Ce sondage veut dire que si Daech avait réalisé son plan de conquête de la Syrie et de l’Irak il se serait trouvé des Algériens pour proclamer leur allégeance au calife de Bagdad, de même que si Erdogan proclamait demain le rétablissement du califat ottoman il trouverait des échos favorables en Algérie. Ce sondage est un marqueur : si une majorité d’habitants d’un pays proclament qu’ils sont religieux avant d’être citoyens, cela veut dire que leur nation n’existe pas et n’existera jamais. A tout moment un tel pays peut décrocher pour s’inscrire dans on ne sait quelle orbite hasardeuse.
Les islamistes sont, quoiqu’ils s’en cachent, internationalistes. Ils ne se veulent pas des Algériens par vocation mais des musulmans d’Algérie, des expatriés islamistes, des prisonniers de circonstances auxquelles ils ne croient pas et guettent l’occasion de s’en libérer. Cette occasion se présentera par temps de crise et la crise est notre destin : elle est au bout de l’ère du pétrole et nous y attend patiemment.

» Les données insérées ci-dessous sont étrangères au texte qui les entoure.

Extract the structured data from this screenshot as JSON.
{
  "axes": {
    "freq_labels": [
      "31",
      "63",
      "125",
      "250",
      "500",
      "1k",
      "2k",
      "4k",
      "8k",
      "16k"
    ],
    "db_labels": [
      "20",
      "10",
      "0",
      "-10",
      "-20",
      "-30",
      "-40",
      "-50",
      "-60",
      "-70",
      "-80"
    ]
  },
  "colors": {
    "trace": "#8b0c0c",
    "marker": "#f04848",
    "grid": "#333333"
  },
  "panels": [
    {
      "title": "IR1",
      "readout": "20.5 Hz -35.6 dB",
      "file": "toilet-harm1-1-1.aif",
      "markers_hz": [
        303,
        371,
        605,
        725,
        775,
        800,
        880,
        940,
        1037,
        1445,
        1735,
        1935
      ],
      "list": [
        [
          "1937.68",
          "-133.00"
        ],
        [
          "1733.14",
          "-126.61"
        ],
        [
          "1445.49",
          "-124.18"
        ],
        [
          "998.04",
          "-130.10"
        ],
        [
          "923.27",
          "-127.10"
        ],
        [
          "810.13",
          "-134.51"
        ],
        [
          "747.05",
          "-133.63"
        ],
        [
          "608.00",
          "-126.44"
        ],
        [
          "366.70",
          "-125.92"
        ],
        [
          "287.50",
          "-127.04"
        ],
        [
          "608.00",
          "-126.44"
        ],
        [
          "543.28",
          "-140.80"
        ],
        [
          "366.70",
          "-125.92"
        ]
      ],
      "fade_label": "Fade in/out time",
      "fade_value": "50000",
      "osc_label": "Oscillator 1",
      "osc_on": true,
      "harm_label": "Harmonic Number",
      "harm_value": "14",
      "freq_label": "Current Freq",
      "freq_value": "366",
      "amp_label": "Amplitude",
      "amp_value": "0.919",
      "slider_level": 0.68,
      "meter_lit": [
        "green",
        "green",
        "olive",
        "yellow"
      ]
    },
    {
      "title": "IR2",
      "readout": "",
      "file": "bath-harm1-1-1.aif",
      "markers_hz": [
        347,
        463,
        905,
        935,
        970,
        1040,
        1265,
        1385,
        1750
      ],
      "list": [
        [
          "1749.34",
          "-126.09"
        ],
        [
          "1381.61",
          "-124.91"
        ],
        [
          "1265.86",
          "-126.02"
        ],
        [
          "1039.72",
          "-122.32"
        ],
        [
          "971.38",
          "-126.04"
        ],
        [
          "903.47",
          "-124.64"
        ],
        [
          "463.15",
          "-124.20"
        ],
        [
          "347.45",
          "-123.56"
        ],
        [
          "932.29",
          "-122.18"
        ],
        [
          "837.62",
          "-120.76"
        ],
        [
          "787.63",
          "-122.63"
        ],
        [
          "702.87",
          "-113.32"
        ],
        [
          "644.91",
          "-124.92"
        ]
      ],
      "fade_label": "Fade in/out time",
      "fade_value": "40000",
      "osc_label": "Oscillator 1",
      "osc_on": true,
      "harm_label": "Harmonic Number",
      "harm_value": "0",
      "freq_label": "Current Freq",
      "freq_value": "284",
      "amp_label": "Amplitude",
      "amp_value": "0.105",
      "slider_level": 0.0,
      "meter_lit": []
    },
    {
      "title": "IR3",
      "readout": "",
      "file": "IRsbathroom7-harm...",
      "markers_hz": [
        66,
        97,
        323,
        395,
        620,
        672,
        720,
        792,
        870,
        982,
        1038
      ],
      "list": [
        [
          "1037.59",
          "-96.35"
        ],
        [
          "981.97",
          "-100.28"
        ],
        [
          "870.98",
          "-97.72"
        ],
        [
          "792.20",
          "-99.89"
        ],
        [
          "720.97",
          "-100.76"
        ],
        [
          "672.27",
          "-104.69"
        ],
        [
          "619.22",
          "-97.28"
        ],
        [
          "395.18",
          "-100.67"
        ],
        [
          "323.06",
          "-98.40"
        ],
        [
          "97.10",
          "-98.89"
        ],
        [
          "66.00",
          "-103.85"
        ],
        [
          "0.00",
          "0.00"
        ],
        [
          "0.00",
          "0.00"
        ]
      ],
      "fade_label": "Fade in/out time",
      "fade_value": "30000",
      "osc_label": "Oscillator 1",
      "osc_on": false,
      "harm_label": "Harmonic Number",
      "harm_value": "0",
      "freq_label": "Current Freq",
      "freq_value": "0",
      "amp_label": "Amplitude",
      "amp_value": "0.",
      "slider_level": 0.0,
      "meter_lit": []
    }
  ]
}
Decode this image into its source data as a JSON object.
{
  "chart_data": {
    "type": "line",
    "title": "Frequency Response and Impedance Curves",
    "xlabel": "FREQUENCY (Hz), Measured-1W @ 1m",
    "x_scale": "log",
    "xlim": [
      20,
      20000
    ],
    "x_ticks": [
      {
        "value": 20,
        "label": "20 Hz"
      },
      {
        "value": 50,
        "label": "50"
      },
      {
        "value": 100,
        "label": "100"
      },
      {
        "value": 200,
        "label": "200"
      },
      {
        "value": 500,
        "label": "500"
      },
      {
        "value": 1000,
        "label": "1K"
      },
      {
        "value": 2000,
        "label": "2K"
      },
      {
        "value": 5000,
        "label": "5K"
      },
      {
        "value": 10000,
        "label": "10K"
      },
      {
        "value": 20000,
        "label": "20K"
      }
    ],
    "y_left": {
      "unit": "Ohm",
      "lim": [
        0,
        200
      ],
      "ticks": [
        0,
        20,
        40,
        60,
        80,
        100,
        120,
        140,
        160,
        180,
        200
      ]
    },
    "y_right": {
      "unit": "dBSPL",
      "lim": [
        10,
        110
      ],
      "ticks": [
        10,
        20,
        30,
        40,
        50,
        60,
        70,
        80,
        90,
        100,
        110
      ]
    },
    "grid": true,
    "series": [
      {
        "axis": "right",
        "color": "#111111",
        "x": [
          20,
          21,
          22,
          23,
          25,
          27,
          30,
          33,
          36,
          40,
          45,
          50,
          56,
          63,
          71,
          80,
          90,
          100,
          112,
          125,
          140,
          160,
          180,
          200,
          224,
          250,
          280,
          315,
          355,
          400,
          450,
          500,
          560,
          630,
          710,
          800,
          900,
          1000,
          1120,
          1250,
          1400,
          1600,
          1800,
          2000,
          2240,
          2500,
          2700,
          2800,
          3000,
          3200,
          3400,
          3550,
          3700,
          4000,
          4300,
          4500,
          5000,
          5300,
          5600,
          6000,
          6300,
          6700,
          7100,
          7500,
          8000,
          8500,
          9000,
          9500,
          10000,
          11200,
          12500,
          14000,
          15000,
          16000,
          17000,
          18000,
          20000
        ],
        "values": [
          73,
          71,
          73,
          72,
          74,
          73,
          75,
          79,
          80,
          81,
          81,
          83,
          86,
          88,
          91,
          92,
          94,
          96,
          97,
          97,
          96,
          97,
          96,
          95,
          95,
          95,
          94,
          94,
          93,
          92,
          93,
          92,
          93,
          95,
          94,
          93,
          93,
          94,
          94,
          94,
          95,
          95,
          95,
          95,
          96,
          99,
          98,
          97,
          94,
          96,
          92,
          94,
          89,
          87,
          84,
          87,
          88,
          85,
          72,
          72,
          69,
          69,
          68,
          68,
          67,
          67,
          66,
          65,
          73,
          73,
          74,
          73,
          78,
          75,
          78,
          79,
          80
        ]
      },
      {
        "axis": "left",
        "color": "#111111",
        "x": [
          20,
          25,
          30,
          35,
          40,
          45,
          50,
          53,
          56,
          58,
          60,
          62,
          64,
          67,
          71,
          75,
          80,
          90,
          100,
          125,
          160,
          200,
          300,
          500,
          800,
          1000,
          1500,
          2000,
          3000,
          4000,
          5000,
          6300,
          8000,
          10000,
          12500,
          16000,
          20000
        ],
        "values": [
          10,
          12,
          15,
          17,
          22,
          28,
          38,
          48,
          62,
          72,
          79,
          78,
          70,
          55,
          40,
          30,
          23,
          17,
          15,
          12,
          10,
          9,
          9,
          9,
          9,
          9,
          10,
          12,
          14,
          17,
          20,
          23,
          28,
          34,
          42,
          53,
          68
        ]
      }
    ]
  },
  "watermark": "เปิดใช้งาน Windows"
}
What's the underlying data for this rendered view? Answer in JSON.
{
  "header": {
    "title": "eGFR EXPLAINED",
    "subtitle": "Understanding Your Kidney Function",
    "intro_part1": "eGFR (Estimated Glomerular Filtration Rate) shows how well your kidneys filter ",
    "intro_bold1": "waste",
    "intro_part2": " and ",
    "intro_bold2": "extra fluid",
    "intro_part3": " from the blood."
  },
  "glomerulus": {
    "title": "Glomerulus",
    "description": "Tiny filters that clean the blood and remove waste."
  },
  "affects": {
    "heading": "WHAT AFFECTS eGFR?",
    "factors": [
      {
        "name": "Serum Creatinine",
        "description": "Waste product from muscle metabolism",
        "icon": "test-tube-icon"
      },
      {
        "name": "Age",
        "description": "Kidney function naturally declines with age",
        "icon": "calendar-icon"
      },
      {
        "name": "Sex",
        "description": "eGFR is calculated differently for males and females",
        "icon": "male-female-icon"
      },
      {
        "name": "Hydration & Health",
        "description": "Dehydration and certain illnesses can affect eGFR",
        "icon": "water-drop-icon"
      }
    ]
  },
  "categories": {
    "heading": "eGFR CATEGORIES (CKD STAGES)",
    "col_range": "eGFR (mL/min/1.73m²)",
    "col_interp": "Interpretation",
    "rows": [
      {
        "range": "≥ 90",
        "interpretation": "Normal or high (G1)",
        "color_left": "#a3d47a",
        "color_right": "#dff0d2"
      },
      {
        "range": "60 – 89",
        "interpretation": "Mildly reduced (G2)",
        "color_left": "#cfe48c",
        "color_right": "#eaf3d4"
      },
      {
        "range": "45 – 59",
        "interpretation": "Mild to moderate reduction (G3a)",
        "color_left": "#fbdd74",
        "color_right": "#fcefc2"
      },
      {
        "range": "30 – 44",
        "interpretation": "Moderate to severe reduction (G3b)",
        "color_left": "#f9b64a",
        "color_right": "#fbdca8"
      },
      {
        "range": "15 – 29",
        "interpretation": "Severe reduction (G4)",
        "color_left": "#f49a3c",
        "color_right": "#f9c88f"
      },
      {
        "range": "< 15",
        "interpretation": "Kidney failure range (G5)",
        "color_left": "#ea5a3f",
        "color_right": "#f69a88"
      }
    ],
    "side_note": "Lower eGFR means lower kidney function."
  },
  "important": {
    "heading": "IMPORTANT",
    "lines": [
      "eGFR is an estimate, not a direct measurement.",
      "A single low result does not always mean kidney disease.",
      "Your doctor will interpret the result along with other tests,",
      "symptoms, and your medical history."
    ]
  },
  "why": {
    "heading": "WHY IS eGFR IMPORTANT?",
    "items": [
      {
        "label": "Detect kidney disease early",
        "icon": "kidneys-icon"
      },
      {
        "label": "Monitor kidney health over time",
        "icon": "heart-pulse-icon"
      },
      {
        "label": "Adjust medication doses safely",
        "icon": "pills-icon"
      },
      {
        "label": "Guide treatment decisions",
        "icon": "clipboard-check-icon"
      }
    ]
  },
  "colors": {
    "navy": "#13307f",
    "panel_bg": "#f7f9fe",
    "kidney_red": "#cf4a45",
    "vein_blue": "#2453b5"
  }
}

L’attachement à la patrie, au lieu de naissance, aux autres Algériens, ne pèse aucunement dans leur conscience ouverte à l’unique définition qu’ils admettent de la nation : oummat Mohammed, alors que le Prophète n’est pas venu fonder une oumma mais convaincre l’ensemble de l’humanité que l’islam est la continuation du monothéisme et des messages qui l’ont précédé. Il n’est pas venu élever une citadelle ou édifier un empire, mais élever l’humanité à une vision supérieure de Dieu.
Notre compréhension de la « oumma » est livresque. On ne l’a jamais vécue, elle repose sur de vagues spéculations et présomptions. C’est parce que nous n’avons pas été capables de créer la vraie nation algérienne que cette vacuité, cette disponibilité à suivre le premier prédicateur venu, s’est installée en nous. N’ayant pas pu la faire dans le réel, on l’a cherchée ailleurs et fini par la trouver dans les livres d’histoire, les films et les prêches des daiyas moyen-orientaux.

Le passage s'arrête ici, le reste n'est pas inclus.